Bank Earnings

Picking stocks to buy, recession investing advice from BofA

  • Stocks suffered a brutal first half of 2022 as investors believed a recession became more likely.
  • Bank of America‘s Jill Carey Hall says investors’ downturn preferences are fairly stable.
  • She explains which “Buy”-rated stocks they should trust for stability and strong returns.

There is virtually no disagreement that a


in the United States has become a greater danger in recent months. The question is what to do about it.

Go to checkout and expect something better? Going for a short time? Short actions? Playing defensively and waiting for the worst to be over? Strategies abound.

Bank of America Equity and Quantitative Strategist Jill Carey Hall, who focuses on small businesses, says she has a playbook, and it’s no mystery what works in downturns and recessions.

“Quality, cash yield and low risk have been the most consistent styles,” she said in a recent note. “As for individual factors, factors based on free cash flow, including FCF/EV and FCF ROA, were among the best long and short long factors, with stock buyback also being a top long factor. .”

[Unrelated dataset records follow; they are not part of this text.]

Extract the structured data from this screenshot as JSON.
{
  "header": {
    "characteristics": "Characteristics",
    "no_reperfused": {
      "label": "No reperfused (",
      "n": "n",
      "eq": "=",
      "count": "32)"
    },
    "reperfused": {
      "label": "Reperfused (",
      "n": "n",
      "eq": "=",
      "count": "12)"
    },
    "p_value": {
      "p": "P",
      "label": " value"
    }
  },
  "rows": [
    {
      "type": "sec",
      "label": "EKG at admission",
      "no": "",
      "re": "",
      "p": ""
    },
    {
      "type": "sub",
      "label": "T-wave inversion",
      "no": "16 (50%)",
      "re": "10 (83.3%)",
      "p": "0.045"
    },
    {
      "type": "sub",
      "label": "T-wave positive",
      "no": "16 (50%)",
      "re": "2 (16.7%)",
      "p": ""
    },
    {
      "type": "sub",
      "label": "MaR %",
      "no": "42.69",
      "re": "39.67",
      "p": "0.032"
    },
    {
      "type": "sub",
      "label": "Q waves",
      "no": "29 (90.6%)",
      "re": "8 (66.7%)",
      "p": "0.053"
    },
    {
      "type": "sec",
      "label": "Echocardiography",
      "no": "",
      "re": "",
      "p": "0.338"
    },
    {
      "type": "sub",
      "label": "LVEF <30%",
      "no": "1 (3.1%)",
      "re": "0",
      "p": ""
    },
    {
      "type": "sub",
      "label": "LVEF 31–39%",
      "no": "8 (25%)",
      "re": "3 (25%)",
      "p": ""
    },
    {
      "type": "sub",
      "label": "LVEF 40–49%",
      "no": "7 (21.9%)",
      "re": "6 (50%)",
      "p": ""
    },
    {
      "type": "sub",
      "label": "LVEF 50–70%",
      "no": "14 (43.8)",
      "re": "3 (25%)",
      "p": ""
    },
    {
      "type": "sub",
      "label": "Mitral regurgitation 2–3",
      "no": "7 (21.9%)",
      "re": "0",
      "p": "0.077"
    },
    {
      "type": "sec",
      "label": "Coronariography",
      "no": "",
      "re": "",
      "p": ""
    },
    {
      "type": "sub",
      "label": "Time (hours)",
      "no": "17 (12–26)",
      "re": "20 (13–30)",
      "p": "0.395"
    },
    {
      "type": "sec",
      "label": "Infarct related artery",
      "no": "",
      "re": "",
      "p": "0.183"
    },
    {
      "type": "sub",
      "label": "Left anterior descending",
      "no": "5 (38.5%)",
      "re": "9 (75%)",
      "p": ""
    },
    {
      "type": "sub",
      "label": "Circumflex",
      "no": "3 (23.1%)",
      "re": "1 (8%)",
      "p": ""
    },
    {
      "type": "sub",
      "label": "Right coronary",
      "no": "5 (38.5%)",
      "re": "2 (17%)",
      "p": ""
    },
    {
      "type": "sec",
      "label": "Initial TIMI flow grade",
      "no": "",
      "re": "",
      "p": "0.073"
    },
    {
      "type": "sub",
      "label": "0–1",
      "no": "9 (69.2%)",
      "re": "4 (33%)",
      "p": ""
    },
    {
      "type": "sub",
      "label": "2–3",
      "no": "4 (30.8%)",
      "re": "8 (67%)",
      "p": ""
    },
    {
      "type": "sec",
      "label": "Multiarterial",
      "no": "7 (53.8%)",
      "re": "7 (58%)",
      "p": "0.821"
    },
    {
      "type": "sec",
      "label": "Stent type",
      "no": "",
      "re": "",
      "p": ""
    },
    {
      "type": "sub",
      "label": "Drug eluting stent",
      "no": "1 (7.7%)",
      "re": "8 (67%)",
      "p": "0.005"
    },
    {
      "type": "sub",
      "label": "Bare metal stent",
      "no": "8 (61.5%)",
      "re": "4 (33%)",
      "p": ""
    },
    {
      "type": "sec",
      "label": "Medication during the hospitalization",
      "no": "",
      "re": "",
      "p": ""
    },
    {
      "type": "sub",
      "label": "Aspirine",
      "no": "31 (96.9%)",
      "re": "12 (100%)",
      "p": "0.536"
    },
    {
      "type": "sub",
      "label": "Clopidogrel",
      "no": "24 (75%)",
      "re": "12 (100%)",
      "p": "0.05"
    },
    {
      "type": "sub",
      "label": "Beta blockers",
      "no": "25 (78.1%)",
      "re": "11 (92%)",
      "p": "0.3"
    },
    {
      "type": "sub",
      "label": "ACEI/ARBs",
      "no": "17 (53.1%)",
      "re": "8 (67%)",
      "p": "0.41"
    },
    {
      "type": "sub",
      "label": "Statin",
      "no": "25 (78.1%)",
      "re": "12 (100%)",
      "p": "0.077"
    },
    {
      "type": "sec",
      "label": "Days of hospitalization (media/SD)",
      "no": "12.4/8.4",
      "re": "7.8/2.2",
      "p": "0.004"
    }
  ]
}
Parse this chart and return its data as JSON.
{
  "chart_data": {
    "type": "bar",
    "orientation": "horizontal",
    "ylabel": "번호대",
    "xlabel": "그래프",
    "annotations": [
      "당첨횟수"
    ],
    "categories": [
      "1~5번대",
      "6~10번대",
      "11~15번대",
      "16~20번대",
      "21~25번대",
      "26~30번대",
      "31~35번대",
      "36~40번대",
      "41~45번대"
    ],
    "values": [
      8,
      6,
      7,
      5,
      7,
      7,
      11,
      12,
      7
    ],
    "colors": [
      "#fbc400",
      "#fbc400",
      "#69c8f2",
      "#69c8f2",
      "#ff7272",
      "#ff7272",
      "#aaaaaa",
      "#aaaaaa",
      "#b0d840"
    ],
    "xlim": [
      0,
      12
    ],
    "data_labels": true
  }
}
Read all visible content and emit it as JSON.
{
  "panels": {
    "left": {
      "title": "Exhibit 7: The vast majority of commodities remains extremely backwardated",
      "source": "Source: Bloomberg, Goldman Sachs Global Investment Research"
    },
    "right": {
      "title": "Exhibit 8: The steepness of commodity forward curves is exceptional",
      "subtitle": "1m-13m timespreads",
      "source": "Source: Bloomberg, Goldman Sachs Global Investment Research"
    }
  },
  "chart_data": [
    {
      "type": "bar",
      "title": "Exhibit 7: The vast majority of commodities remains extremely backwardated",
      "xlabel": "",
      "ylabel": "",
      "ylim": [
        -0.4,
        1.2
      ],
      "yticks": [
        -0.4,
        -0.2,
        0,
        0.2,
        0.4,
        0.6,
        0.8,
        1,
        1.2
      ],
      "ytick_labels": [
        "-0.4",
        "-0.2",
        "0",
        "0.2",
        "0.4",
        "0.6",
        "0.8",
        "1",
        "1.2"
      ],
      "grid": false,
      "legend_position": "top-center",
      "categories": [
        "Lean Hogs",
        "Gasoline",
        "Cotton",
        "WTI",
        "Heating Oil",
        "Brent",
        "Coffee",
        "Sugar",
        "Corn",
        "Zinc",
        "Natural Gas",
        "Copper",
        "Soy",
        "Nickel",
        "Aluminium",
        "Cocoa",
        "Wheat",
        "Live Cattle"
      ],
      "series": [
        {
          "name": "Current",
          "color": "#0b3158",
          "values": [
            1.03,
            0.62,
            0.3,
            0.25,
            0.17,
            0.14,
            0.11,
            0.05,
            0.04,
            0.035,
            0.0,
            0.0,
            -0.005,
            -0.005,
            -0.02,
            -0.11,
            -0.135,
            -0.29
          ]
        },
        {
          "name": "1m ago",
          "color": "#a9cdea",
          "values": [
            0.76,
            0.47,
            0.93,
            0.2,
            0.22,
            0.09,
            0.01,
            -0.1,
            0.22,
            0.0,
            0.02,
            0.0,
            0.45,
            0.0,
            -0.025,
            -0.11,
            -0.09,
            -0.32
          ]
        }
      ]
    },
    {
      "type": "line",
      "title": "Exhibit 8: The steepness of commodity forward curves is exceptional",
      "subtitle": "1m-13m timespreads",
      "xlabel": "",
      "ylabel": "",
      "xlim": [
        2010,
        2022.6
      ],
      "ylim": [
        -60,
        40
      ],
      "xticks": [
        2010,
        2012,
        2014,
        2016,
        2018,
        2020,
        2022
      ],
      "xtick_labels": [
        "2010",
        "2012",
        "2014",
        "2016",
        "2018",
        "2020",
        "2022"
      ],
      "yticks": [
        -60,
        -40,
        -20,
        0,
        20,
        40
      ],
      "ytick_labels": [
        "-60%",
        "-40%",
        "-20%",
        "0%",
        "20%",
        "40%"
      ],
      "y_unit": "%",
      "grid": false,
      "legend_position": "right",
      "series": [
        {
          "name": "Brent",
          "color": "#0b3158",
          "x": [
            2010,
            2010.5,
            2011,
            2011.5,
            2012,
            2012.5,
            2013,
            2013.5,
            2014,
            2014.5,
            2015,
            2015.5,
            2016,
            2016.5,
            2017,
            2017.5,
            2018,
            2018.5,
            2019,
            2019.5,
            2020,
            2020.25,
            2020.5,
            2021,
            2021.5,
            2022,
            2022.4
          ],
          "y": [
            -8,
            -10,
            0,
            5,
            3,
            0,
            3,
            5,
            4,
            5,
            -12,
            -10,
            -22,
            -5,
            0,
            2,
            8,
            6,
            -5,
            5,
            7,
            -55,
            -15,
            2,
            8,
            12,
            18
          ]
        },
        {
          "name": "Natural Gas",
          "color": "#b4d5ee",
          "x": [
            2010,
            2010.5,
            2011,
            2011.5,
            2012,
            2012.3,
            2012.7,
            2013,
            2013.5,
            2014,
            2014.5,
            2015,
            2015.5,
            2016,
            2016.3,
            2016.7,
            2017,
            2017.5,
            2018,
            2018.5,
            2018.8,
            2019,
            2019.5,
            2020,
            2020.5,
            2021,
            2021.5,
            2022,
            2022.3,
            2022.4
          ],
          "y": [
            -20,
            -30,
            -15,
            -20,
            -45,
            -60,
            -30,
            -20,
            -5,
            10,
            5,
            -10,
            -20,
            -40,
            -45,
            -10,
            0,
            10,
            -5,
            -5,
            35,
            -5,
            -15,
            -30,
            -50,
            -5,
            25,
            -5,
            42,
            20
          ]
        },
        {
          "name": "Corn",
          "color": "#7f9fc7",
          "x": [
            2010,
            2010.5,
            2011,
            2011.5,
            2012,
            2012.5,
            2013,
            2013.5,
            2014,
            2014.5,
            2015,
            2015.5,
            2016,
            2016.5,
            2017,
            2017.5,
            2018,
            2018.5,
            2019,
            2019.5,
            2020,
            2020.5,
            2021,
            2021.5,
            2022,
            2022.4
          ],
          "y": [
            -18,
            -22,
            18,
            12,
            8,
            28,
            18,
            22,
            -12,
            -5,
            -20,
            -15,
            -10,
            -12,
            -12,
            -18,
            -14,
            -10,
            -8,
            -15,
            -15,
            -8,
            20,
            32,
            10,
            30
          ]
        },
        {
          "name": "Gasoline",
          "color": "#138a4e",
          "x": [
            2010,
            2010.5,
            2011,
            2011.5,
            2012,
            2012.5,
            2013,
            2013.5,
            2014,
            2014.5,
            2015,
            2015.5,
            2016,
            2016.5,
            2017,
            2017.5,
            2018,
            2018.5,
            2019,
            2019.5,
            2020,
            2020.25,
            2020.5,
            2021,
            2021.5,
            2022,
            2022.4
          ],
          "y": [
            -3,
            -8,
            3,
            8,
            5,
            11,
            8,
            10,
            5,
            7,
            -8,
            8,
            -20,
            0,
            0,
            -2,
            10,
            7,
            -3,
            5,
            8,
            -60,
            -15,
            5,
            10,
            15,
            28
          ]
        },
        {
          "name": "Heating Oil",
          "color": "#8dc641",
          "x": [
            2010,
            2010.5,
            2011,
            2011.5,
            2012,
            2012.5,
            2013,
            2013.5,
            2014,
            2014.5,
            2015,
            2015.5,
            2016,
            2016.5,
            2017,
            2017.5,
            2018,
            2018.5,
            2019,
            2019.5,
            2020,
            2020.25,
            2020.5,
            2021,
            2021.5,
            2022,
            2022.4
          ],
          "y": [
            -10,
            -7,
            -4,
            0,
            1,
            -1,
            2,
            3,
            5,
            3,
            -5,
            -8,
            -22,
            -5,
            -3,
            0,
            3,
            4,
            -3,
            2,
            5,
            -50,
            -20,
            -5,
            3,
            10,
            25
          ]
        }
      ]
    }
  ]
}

Quality generally translates into healthy balance sheets and stable earnings, while cash returns mean higher free cash flow yields and larger dividends and stock buybacks. Bank of America measures low risk due to lower earnings variability, fewer stocks


and the high degree of analyst confidence in their earnings estimates.

From there, Carey Hall takes the initiative to link these success factors to find the top-ranking stocks that her company rates as “Buy” today.

“Our selection is based on 1) top quintile by quality (average ranking of the quality factors we track), 2) bottom quintile by risk (average ranking of the risk factors we track), 3) return of money to shareholders (dividend payer or stock buyback in the last 12 months),” she said, as well as stocks that are liquid and have substantial trading volumes.

Year-to-date performance data for equities is current as of July 1.